Al-Manshūr tersenyum, “Maka biarlah ia disebut Madinat as-Salām—Kota Kedamaian. Tapi dunia akan mengenalnya: Baghdad.”
762 M – Lahirnya Sebuah Kota
Ribuan pekerja tiba dari berbagai negeri: tukang batu Syam, pengrajin Persia, tukang kayu Kufah, hingga budak yang mengangkut pasir dari Tigris.
Palu berdentum siang malam. Tembok besar menjulang, empat gerbang raksasa ke arah Kufah, Basrah, Syam, dan Khurasan—tanda Baghdad jadi simpul dunia.

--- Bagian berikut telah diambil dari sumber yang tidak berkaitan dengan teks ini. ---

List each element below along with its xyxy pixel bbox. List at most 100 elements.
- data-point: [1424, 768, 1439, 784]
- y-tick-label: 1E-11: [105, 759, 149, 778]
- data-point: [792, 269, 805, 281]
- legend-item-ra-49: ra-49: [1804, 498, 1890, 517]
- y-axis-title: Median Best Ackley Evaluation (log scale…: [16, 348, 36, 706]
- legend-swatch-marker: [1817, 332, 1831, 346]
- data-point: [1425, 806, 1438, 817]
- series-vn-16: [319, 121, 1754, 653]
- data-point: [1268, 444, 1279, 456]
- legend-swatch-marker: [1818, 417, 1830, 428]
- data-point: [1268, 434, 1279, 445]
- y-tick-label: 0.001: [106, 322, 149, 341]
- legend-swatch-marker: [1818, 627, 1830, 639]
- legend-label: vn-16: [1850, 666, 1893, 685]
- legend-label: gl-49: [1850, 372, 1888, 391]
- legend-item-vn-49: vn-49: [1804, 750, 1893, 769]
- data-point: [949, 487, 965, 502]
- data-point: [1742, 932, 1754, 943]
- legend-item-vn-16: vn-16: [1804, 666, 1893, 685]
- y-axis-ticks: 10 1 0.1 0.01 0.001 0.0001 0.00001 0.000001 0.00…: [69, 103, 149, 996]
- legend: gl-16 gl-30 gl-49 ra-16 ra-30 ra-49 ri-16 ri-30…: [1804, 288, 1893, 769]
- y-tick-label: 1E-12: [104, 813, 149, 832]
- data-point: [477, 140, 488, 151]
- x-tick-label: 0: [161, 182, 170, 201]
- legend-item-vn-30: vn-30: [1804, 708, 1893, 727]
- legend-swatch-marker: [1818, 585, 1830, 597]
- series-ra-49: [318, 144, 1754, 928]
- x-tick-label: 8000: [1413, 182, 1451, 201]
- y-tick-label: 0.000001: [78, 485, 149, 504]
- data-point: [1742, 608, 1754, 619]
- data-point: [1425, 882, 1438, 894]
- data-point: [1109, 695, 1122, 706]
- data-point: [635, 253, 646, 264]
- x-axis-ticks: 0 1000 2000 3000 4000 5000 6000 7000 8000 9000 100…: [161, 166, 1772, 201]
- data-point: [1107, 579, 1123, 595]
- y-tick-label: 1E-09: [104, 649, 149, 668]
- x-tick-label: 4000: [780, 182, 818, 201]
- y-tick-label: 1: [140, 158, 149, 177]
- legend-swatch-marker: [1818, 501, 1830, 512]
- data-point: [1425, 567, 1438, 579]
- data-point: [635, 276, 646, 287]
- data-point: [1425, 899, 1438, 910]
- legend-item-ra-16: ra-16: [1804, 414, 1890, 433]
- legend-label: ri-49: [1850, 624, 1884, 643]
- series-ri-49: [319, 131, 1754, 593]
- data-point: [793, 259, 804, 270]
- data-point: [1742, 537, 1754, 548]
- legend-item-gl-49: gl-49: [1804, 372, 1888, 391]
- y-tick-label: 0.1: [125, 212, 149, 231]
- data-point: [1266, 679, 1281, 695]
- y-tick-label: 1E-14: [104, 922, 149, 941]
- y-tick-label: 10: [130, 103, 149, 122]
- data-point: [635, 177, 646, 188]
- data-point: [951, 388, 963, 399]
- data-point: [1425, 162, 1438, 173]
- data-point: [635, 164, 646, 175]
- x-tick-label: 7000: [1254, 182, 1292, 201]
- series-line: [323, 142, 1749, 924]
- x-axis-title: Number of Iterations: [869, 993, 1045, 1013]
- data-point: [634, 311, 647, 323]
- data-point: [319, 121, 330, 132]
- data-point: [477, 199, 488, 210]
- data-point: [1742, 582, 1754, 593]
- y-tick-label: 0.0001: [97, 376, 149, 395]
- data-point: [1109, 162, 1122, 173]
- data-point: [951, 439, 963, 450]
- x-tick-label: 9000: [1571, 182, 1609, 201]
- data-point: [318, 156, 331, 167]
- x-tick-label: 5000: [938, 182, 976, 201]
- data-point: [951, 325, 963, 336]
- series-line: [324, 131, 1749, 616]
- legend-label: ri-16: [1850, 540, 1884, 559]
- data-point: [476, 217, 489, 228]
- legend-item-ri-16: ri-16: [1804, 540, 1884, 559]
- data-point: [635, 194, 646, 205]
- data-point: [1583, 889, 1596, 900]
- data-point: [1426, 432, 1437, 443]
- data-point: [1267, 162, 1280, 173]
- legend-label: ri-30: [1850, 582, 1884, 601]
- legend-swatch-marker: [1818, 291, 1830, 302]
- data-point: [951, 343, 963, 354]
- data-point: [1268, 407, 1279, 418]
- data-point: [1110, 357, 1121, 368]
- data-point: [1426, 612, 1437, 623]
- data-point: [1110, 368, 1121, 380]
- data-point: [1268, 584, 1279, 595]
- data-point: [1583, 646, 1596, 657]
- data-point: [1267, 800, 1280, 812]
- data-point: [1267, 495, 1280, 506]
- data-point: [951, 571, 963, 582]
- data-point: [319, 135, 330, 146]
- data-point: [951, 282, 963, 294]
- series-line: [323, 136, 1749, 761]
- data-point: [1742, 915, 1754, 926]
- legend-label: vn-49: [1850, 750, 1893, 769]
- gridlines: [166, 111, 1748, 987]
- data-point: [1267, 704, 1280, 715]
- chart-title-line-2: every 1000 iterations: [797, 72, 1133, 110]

Di pusat lingkaran, dibangun Qasr al-Khalīfah dan masjid agung. Jalan-jalan besar membentang dari sana, seperti urat menuju gerbang kota.
Kota yang Hidup
Tak lama, Baghdad hidup! Pasar dipenuhi pedagang Damaskus menawarkan sutra, saudagar India menjajakan rempah, pedagang Tiongkok dengan porselen berkilauan.
Penyair membacakan bait indah, musisi Khurasan mengalunkan kecapi. Malam Baghdad diterangi lampu minyak, dari balik jendela, terdengar cerita Seribu Satu Malam.
Awal Sebuah Kejayaan
Al-Manshūr duduk di balkon istana, memandang kota yang baru lahir. Ia berkata pada putranya, al-Mahdī:
“Wahai anakku, kota ini bukan hanya bentengku, bukan sekadar singgasana. Baghdad adalah warisan peradaban. Dari sini, ilmu, kekuasaan, dan kebudayaan akan mengalir ke seluruh dunia.”
Ramalan itu benar, kelak Baghdad menjadi permata dunia Islam, rumah ulama, ilmuwan, dan filsuf besar.
Baghdad di Masa Harun al-Rasyid
Malam di Baghdad tak pernah benar-benar gelap. Lampu minyak menerangi bazar, pedagang dari negeri jauh menjajakan sutra, rempah, batu permata, dan madu.
Suara azan Isya menggema dari Masjid Agung, mengingatkan bahwa kota ini bukan sekadar kota dagang, tapi kota iman.
Istana Zubaidah
Di istana, Khalifah Harun al-Rasyid duduk bersama istrinya Zubaidah binti Ja‘far yang kelak membangun jalur air minum untuk jamaah haji di Mekkah.
“Lihatlah Baghdad malam ini. Apakah ada kota lain di dunia yang seperti ini?”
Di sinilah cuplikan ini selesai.